Introduction: Current prostheses for correction of congenital heart disease (CHD) are unable to match the growth of an infant’s heart and deteriorate due to matrix degradation. Biological scaffolds integrated with progenitor cells able to grow and renew the prosthetic matrix may provide durable correction of CHD. We investigate the plasticity of cardiac pericyte-like cells obtained from CHD infants and their compatibility with a clinically certified prosthetic graft (CorMatrix). Methods&Results: CD34+ CD31- Pericytes (CPs) were immuno-sorted from myocardial specimen leftovers (n=13) of neonates and infants undergoing repairs of CHD. CPs were expanded and characterized for surface antigens, plasticity toward cardiovascular lineages, clonogenicity and ability to colonize a CorMatrix patch. We successfully expanded CPs in culture for several passages to reach a high number of cells (>20 million at P5). Flow cytometry of expanded cells at P4 (n=7) indicates a mesenchymal phenotype (CD105, CD44, CD90) but very low expression of endothelial and hematopoietic markers. Fluorescent microscopy of CP lines (n=6) show abundant expression of pericyte (NG2, vimentin, PDGFR-β) and stemness markers (Oct-4, SOX-2, Nanog).
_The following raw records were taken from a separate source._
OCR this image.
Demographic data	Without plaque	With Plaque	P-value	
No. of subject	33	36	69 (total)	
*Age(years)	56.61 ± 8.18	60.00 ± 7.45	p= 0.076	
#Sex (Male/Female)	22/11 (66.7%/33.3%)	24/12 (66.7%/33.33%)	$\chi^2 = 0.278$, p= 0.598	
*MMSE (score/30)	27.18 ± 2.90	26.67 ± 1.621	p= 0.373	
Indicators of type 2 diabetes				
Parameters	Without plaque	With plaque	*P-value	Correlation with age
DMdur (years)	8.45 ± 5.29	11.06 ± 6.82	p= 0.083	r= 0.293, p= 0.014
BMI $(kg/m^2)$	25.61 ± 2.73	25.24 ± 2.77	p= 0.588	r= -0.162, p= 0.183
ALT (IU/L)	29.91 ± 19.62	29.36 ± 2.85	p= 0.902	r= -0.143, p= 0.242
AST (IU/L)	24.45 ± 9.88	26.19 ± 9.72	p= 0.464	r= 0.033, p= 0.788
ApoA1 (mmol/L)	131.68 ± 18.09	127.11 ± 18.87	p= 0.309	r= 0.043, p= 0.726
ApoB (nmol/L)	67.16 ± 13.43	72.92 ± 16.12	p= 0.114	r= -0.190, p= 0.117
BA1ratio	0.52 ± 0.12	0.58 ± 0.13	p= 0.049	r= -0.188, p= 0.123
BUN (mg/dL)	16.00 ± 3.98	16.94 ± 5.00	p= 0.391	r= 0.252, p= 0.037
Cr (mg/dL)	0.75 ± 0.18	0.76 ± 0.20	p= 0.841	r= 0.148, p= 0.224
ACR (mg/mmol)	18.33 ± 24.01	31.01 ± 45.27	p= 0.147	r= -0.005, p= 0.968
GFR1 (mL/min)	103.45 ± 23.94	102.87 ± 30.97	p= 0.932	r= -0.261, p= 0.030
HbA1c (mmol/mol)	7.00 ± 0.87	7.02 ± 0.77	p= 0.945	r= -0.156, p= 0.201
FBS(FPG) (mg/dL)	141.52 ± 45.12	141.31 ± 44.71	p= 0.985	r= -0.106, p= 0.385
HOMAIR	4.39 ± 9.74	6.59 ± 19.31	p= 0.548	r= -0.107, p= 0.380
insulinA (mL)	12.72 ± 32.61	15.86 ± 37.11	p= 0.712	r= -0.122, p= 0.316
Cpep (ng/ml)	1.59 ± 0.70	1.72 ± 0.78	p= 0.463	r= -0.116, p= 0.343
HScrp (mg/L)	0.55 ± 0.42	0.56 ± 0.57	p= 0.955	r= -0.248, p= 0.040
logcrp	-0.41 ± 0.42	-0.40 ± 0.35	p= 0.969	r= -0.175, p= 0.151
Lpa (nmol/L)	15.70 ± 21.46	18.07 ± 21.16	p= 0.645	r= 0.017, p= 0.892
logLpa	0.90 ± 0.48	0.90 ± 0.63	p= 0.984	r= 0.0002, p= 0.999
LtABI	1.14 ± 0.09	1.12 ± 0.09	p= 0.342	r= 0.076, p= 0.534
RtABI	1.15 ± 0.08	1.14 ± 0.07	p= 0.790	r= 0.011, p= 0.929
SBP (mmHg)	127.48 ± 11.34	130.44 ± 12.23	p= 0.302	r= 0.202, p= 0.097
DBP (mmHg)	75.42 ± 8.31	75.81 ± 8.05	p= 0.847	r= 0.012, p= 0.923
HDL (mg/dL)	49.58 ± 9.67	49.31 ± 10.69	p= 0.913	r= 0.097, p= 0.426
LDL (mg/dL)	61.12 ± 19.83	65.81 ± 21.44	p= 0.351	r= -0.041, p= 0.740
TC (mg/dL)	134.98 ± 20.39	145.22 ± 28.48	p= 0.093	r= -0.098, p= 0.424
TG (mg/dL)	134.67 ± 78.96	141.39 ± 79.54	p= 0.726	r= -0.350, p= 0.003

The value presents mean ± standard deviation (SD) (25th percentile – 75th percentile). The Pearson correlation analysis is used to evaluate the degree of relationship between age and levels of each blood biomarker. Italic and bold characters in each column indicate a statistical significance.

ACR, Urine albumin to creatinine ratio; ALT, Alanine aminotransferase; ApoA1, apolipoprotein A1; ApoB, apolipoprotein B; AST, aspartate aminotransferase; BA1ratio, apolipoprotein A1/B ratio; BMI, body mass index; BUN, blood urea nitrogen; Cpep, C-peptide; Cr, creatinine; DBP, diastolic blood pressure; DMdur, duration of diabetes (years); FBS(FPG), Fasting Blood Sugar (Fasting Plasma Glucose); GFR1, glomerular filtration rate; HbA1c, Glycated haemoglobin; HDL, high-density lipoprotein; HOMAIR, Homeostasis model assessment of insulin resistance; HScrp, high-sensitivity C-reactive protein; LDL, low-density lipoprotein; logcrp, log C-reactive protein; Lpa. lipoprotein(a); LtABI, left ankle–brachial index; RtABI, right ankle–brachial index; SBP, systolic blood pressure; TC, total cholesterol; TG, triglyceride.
By single-cell sorting, we demonstrated the clonogenic capacity of CPs. When cultured with differentiation media, CPs failed to acquire mature endothelial proteins (VEGFR2, vWF, VE-Cadherin), while they acquired markers of synthetic VSMCs (α-SMA, Calponin, non-muscle myosin B, RBP1). Moreover, when grown under cardiomyocyte inductive conditions, CPs acquired TBX5, CACNA1C and Connexin43 at the transcriptional level. Finally, we succeed in growing CPs on a CorMatrix membrane. Fluorescent microscopy showed vimentin-positive CPs not only at the surface, but also within the patch, indicating ability to colonize, grow and form a cellularized scaffold. Conclusions: We show for the first time the possibility of expanding a clonogenic population of bona fide pericytes from hearts of CHD patients, differentiating them in cardiovascular cells, and growing them within extracellular matrices that are currently used in cardiac surgery. These data open new avenues for cellular functionalization of prosthetic material to correct CHD.